My advice is to play this game with cheats, which allow to bypass the frustration factor and to enjoy the storywithout too much hassle. Do this and you will experience one of the most interesting, and sadly completely forgotten despite being undoubtedly influential, sci-fi horror games of the early 2000s.

Ever since Penumbra and especially its successor Amnesia hit the PC gaming scene in the latter half of the 2000s, the first person "hold lantern, hide from monsters and pull drawers, occasionally run away" psychological horror genre has become so saturated that you can reverse image search a screenshot of any given one of them and watch as the search engine gets confused trying the impossible task to tell them apart. Even Resident Evil copied the formula to an extent with 7 and 8, and just how much good that did to the franchise is up for debate.

The Beast Inside deviates very little from the recipe, aside from the fact it offers a dual protagonist: Adam, a CIA codebreaker in the late 1970s and Nicolas, a troubled man living a hundred years in the past. The story it tells is intriguing enough, even if the twist is far from impossible to figure out. There is some above average writing on offer, though the incessant swearing of the present day protagonist comes off as jarring and juvenile and the voice acting unfortunately does little to properly convey what the writer did right. This is voice work done on a kickstarter budget, and it shows, despite not being by any means inadmissible, it's nothing more than functional, with characters in dire situations reacting in neutral tones that betray a poorly annotated script that didn't properly direct the actors in the recording booth.

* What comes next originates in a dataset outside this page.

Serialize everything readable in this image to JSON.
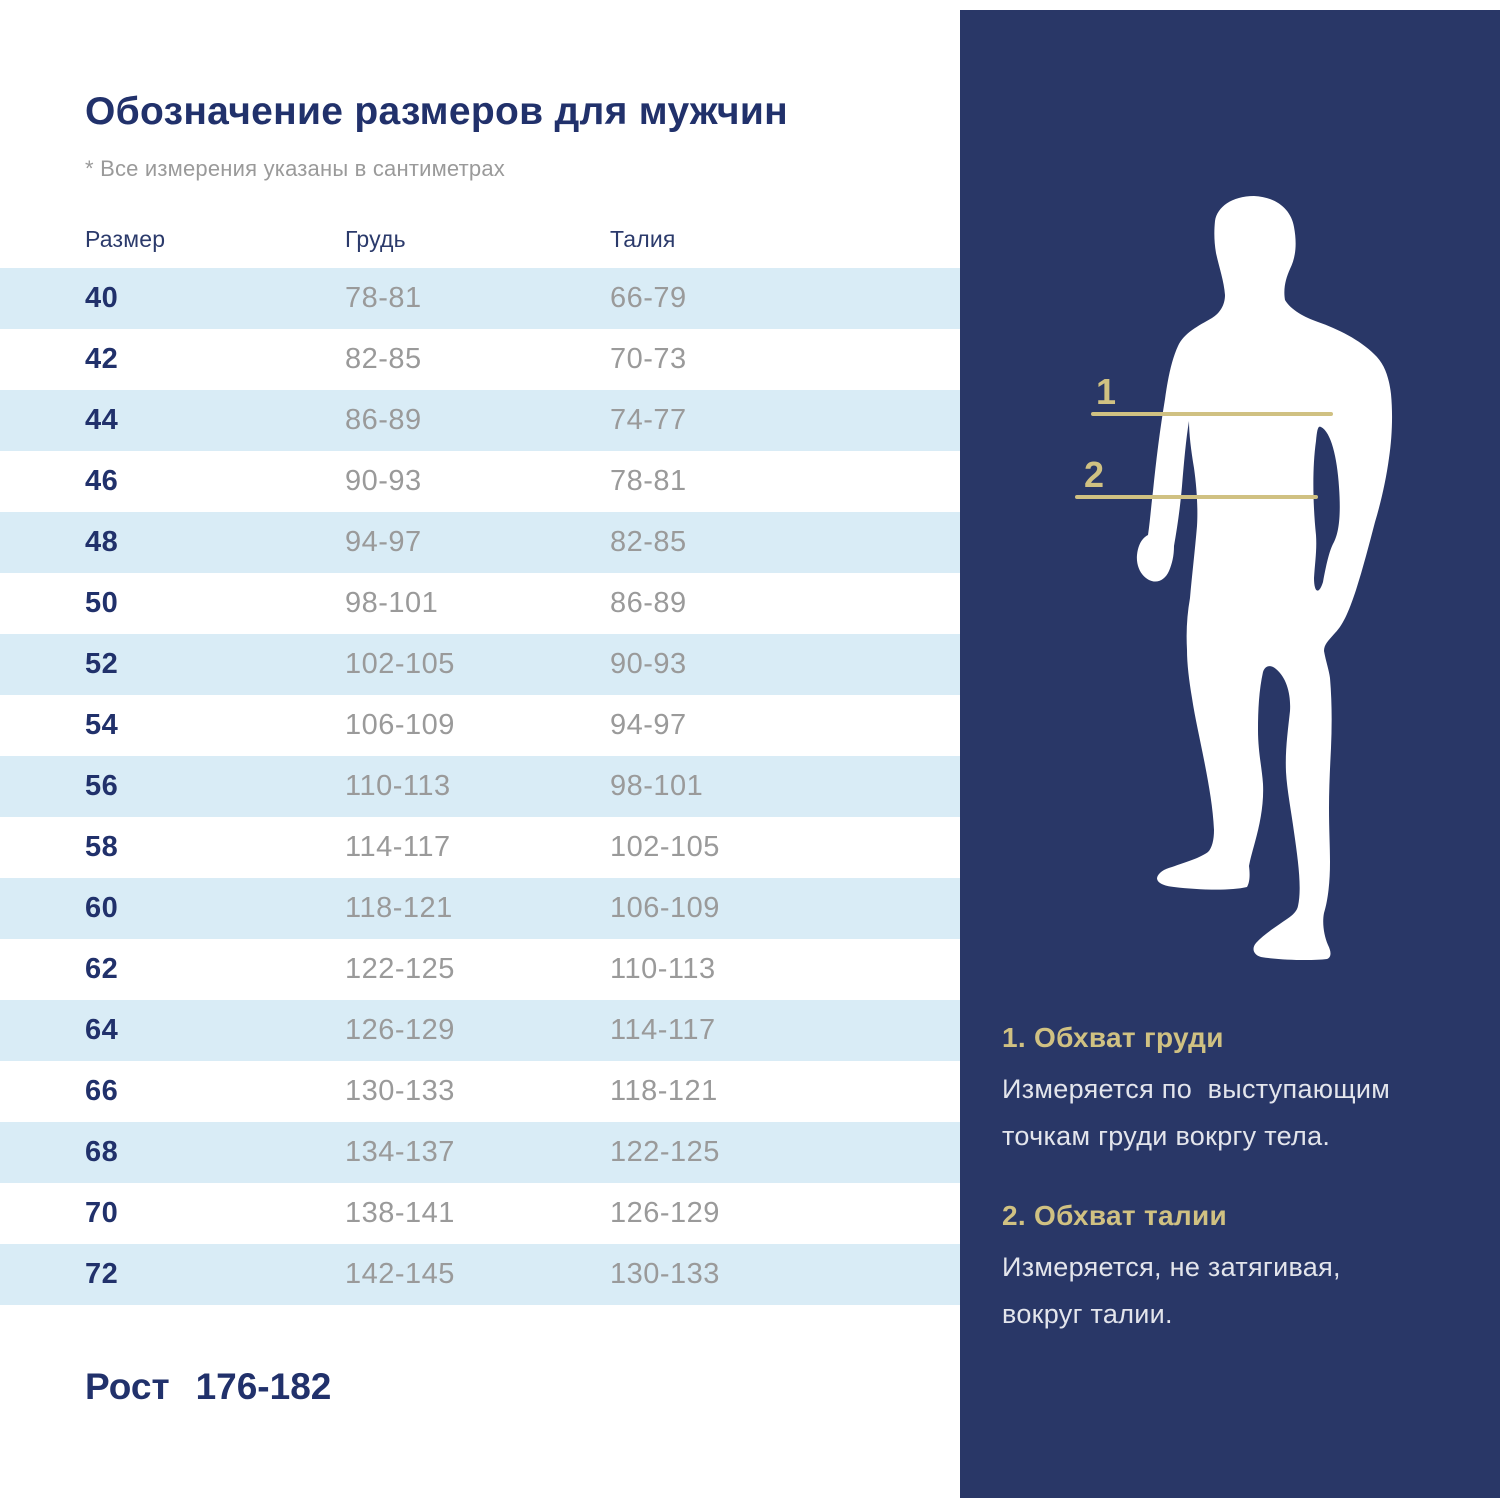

A tip for anyone who seeks to embark on a project like this: if you write the emotion the character is feeling next to each line of dialogue in your script you'll be able to get so much more out of your voice actors. You'll definitely avoid ending up with a scene where someone rips a beating heart out of someone's chest and offers it to the protagonist, who reacts sounding like they just lost the TV remote under a couch cushion.

Of the two gameplay segments, the 19th century one is your standard no frills Amnesia clone, while the other spices things up a little with a decent number of Frogwares-style puzzles that wouldn't feel out of place in one of their Sherlock Holmes game, if not for being anachronistic. A couple standout examples involve following instructions to operate a 1940s enigma machine and investigating a room looking for hidden pieces of a code. it's good stuff, and the rest of the game leaves you wanting more of that and less of what remains, which are disconcertingly poor action adventure sequences that drag the production down. You have a horrid though mercifully brief sequence in which you are given a revolver and a comically excessive amount of ammunition and made to stumble though thick fog, bumping into map boundaries as you try to follow lamps to a destination (which is a dreadful boss fight), after which the gun is taken away from you for good.

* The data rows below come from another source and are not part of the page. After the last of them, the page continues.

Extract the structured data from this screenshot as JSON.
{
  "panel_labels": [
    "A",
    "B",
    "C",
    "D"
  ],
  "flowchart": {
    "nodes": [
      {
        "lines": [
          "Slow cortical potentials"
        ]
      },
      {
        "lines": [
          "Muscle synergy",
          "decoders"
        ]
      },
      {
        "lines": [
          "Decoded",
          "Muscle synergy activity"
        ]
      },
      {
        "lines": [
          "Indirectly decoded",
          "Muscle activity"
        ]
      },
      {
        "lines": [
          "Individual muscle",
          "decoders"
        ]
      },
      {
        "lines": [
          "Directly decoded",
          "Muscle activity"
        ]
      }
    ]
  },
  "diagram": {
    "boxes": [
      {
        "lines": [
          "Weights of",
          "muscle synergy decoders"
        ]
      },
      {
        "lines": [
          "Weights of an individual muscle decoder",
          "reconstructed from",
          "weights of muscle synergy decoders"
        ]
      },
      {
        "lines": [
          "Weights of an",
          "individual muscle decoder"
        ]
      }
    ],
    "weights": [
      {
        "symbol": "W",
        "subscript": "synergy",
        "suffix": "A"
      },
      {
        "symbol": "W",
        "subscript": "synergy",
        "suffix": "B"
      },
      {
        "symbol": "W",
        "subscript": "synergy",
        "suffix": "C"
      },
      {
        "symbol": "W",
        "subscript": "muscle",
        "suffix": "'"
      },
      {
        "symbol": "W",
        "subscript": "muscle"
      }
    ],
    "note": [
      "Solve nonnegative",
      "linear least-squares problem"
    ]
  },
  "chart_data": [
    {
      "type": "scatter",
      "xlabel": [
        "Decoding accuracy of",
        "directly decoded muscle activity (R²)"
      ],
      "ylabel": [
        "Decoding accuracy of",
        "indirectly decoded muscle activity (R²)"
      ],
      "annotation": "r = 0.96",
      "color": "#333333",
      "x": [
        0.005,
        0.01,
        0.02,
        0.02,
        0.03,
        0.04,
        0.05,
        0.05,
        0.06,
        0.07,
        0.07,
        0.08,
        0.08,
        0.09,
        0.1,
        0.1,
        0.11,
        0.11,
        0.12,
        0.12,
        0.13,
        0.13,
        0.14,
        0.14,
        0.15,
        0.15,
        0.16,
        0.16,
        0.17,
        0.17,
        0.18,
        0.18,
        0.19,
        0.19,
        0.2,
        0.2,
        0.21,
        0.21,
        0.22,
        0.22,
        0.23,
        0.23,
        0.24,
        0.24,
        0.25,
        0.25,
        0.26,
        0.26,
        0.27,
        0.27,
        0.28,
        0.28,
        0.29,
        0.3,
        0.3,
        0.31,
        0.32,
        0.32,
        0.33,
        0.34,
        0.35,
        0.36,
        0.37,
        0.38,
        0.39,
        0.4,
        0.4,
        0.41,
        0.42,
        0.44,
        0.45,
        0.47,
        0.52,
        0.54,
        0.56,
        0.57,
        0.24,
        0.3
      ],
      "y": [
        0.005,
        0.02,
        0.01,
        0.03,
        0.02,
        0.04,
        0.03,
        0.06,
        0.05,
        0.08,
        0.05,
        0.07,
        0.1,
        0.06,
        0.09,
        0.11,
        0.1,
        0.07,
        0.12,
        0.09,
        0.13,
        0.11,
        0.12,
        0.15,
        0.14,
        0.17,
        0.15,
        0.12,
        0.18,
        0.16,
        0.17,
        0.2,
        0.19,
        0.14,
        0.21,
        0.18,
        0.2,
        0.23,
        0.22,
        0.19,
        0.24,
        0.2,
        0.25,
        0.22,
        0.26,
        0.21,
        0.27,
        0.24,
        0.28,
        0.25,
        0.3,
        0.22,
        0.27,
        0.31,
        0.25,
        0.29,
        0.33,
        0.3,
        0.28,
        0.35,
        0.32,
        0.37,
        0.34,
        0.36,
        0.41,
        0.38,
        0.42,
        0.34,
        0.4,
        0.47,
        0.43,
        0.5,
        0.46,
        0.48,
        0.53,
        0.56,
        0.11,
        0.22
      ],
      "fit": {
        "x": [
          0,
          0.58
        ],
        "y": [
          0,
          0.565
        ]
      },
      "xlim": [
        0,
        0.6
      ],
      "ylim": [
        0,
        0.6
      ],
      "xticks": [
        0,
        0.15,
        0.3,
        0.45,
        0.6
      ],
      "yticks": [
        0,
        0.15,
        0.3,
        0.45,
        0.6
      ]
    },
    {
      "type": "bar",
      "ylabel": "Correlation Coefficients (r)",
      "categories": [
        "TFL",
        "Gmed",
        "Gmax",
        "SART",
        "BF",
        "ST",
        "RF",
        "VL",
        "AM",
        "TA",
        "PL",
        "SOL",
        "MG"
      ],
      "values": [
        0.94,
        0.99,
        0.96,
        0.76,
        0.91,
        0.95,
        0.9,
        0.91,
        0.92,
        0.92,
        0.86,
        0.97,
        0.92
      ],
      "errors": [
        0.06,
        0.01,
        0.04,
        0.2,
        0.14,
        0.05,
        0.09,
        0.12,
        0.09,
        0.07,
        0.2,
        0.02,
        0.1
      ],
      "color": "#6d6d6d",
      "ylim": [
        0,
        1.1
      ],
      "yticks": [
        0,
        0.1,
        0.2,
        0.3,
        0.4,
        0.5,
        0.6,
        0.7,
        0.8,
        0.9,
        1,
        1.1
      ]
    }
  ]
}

You also have far too many trial and error Outlast-inspired escape sequences where you die immediately when caught; you have exploration sections with nothing but jumpscares trying to startle you and failing most of the time, partly because they are so trite and telegraphed you can count down to each one and be right more often than not, and also because they self-sabotage by having the player constaly scavenging for matches and lantern oil, meaning you'll often be looking at a chest of drawers when a scare is happening off screen. There's the obligatory "don't step in the water" segment that Amnesia clones copied to no end, there are climbing and platforming segments that don't quite work and stealth bits with enemy patterns that are either too simple or too frustratingly random to be satisfying.

The Beast Inside wears its influence on its sleeve, actually both sleeves and both pants too: as such it is a drop in the ocean in a genre that is so tired it needs to be put to bed for good. It's not a terrible game, but far better ones exist, and what little it does to differentiate itself isn't enough to recommend it to anyone other than the most hardcore of Anmesia fanatics, assuming such people even exist.